This article is part 3 of a 3 part series. For Part 1, click here. For Part 2, click here.
“Whiplash” is considered a non-medical term that encompasses a range of injuries. These injuries typically affect the neck and are caused by a sudden movement of the neck associated with extension or forceful backward bending. The medical term “cervical acceleration-deceleration” (CAD) is considered to be a more accurate description of what happens during a car accident, and the term “whiplash associated disorders” (WAD) describes the injury’s residual signs and symptoms.
WAD or CAD is most commonly associated with motor vehicle collisions (MVCs), when a vehicle is struck from behind. Other less common causes include: dancing (especially “headbanging”), falls from stools or ladders, bicycle injuries, horse-related injuries, and many others. In the United Kingdom in 2007, 430,000 people made an insurance claim for WAD, accounting for 14% of every driver’s premium. In the United States (US), over 1 million WAD injuries occur annually due to car accidents alone with an estimated 3.8 cases per 1000 people per year.
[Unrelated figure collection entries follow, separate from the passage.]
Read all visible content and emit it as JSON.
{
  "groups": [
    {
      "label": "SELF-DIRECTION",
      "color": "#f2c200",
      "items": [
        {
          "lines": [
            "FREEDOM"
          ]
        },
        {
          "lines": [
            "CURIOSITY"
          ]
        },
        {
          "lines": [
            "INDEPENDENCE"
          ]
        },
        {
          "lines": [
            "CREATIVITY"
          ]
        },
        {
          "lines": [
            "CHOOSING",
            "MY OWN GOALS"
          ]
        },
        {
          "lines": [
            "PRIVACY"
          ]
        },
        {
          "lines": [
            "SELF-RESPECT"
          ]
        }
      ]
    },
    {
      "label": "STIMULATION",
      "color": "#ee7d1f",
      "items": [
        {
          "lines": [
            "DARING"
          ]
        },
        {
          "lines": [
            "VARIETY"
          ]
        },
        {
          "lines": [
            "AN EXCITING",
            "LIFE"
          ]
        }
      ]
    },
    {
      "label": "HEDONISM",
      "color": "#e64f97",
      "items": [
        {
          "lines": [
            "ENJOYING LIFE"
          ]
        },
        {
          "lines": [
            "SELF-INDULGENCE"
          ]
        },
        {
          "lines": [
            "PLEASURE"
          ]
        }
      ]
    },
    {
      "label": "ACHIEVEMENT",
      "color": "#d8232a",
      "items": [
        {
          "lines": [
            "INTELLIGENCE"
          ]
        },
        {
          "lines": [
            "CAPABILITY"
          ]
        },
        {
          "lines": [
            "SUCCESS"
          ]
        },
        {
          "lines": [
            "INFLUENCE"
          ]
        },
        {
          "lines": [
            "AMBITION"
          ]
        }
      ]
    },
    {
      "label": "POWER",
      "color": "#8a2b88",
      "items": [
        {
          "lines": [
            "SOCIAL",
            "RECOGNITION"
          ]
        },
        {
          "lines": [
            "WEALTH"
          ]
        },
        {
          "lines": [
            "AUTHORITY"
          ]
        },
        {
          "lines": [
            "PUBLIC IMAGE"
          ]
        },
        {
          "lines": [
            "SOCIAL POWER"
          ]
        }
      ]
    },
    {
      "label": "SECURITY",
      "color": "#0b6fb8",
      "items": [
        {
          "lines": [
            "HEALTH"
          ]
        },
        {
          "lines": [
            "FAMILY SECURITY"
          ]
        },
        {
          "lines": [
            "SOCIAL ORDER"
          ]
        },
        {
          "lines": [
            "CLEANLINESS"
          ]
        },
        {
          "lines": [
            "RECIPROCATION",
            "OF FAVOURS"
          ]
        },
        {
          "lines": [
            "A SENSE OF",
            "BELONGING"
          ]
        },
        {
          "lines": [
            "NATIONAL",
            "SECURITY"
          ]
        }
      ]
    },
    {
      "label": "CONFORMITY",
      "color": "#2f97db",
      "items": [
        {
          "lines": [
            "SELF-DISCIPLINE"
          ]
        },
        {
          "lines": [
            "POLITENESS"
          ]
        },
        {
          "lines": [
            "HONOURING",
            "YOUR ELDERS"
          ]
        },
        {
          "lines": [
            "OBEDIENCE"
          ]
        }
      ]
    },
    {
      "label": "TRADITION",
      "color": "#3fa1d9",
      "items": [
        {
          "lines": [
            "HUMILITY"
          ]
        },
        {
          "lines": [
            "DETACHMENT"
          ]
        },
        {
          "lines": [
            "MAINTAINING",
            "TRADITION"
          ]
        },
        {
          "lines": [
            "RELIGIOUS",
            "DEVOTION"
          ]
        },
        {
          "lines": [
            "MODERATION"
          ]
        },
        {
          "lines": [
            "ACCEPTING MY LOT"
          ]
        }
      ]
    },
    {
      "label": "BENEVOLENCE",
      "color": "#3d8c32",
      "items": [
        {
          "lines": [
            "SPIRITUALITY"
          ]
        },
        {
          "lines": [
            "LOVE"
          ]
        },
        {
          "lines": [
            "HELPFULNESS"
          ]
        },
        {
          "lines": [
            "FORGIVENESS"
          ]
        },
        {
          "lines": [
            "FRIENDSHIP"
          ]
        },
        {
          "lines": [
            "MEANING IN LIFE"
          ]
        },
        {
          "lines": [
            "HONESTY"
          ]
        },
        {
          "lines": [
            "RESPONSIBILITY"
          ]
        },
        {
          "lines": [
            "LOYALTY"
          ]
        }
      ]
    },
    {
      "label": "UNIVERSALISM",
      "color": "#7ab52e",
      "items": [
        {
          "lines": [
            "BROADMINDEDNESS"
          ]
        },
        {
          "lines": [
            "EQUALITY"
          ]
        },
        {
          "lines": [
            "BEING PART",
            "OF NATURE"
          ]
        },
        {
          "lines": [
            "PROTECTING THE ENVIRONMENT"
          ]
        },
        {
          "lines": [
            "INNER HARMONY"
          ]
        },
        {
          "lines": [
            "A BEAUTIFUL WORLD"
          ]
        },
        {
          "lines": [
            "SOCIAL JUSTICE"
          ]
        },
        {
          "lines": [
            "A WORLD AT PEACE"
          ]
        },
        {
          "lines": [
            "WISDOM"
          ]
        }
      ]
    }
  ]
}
An estimated 6.2% of the US population has “late whiplash syndrome” or long-term problems associated with WAD.
Prior to the advent of the automobile, WAD was referred to as “railroad spine” (as it often resulted from a train crash). WAD also occurrs frequently in pilots landing on aircraft carriers due to the rapid deceleration that occurred as the planes landed and suddenly braked. When one thinks of “whiplash,” the visual of a high speed crash comes to mind. However, WAD can occur at speeds less than 15 mph (~24 kmh) due to less crash energy absorption by crushing metal. Since there is less car damage at lower speeds, that energy is transferred to the contents (the people) inside the car.
The neck consists of 7 vertebrae, 6 disks, 8 pairs of nerves, and muscles, ligaments and other “soft-tissues.” There are 4 phases of injury (initial, retraction, extension, and rebound), which all occur within 300 msec. Because it takes about 800msec to voluntarily contract a muscle, you can’t really “prepare” or fully brace for the impact. Most injuries occur at C5 and C6 in the lower part of the neck between 150 and 300 msec. of the cycle. Factors that influence injury include: the seat back angle, the seat back rebound, the headrest position, the direction the head is positioned at impact (worse if rotated), the occupants gender (females are at greater risk due to a more thin, less muscular neck), the size of each vehicle involved, and more. All these factors make it extremely challenging to accurately reconstruct a MVC on paper.
The most common symptoms associated with WAD include neck and upper back pain, headaches,and referred pain into the mid-back or down an arm and sometimes legs. The onset of symptoms can be immediate or delayed for days. Risk factors that worsen the prognosis of a case include: the presence of radiating pain from the neck to the arm and hand that follows a specific nerve, failure to respond to initial treatment, a delay in getting treated, and being placed in a cervical collar (especially if not allowing to be mobilized and exercised — i.e. chiropractic care). The key to the success of WAD treatment is to get treated immediately, don’t restrict yourself to a cervical collar, unless you have an unstable fracture, and do your exercises!